Ia melepaskan ku. Menatap ku seperti tak melakukan apapun sebelumnya. "Wae?" Tanya nya enteng.
"Neo Paboya?!", seruku kesal.
Senyum itu lagi, senyum itu sungguh melemahkan ku. Ia memelukku semakin erat, membuat ku susah bernafas. Ku perhatikan bibirnya bergerak seperti sedang mengemut sesuatu, maldoandwe... jangan katakan itu.. permen? "YA!"
"A waeee hahahah" Tawanya puas.
Ia tertawa? wae? wae wae waeeee... sejak kapan permen di mulut ku berpindah ke mulutnya.

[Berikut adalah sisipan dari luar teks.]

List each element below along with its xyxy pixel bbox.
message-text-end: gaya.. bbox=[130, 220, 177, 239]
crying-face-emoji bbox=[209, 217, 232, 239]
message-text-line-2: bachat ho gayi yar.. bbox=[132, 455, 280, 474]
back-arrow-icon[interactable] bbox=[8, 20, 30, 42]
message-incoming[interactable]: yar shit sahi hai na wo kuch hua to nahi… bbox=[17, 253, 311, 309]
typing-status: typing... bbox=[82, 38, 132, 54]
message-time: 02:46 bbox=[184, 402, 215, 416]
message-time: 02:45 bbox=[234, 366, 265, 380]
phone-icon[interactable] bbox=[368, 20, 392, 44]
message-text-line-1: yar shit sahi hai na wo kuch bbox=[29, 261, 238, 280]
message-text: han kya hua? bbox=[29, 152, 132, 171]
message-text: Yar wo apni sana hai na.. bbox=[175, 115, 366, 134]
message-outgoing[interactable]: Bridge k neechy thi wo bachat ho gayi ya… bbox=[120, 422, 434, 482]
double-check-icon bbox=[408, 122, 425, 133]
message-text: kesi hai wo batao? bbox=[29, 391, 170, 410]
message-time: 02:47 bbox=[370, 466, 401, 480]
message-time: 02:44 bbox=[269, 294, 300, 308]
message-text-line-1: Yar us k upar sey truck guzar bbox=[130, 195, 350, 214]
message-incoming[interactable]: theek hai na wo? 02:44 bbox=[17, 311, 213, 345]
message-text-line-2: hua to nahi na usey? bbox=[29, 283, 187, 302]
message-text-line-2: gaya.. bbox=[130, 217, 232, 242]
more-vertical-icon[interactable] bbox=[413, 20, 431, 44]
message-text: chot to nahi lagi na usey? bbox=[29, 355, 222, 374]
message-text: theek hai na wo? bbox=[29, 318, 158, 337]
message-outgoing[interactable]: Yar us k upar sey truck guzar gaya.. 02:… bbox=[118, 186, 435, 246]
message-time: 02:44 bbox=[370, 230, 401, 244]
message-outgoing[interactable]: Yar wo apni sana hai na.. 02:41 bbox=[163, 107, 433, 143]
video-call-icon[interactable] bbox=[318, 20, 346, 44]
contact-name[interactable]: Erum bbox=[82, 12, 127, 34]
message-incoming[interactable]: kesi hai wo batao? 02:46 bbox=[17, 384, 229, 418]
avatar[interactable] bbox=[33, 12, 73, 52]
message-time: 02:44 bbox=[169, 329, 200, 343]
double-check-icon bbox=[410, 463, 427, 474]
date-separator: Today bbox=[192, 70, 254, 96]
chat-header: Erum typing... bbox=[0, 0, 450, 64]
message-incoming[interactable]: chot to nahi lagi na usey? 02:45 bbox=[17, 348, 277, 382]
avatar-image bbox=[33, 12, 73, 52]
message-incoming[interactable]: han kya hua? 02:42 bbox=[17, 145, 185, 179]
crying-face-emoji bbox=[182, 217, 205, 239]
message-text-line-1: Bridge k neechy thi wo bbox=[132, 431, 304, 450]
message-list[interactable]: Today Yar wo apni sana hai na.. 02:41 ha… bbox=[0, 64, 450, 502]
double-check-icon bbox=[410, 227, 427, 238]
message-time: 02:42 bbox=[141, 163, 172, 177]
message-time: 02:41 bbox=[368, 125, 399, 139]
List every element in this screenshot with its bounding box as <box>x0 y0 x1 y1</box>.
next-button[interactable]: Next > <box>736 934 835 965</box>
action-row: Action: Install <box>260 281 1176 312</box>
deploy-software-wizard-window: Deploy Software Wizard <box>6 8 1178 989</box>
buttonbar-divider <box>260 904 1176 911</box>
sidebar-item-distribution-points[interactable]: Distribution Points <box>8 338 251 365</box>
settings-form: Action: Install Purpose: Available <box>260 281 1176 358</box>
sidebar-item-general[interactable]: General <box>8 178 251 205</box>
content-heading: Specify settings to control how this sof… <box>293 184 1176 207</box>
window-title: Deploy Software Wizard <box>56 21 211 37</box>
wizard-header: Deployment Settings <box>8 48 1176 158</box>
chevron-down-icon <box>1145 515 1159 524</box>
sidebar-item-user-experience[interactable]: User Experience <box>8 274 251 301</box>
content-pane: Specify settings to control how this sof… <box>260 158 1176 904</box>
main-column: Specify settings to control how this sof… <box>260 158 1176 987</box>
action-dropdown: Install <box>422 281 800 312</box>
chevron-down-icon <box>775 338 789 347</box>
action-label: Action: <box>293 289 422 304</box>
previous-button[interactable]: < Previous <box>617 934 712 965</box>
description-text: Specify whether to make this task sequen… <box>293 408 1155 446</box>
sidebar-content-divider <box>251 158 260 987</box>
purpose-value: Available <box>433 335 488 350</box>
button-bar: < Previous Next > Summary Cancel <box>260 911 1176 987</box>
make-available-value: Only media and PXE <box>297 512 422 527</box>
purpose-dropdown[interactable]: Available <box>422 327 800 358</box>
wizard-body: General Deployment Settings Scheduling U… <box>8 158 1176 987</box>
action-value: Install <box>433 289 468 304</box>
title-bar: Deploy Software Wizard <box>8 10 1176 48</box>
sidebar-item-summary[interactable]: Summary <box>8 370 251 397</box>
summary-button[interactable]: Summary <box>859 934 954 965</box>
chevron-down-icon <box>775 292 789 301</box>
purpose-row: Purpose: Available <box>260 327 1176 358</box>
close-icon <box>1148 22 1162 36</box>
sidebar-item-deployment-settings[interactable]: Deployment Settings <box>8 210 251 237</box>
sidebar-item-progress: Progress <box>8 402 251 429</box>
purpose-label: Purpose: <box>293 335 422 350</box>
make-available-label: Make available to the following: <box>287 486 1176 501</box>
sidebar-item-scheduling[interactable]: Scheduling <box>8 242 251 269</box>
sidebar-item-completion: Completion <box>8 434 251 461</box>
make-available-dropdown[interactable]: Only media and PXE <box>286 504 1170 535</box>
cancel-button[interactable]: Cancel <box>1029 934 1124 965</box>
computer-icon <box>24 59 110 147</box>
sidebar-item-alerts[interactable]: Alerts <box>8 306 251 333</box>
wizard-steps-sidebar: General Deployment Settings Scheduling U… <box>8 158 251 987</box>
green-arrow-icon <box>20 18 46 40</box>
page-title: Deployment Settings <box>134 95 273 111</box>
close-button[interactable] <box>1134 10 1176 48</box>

Neo.. Park Sungchan.. hh~ dari awal rusa bodoh mu mengatakan ia akan menikmati 'racun' itu bersama mu. Seharusnya kau sadar 'racun' itu ada di mulut mu. Tentu ia akan mengambil nya dengan cara.. barusan. "Lepaskan aku!" Bentak ku sebal.
"Lepaskan aku hihi", Ia mengulangi ucapan ku dengan gaya... yang menggemaskan .. aku ingin sekali melempar sofa ke wajahnya.
"Hahahahah", tawanya semakin nyaring. "Yeobo"
"Tidak! aku tidak mau main dengan mu! permainan mu berbahaya!", Serangkaian kalimat childish terucap dari bibir ku. Aku sungguh sudah diracuni.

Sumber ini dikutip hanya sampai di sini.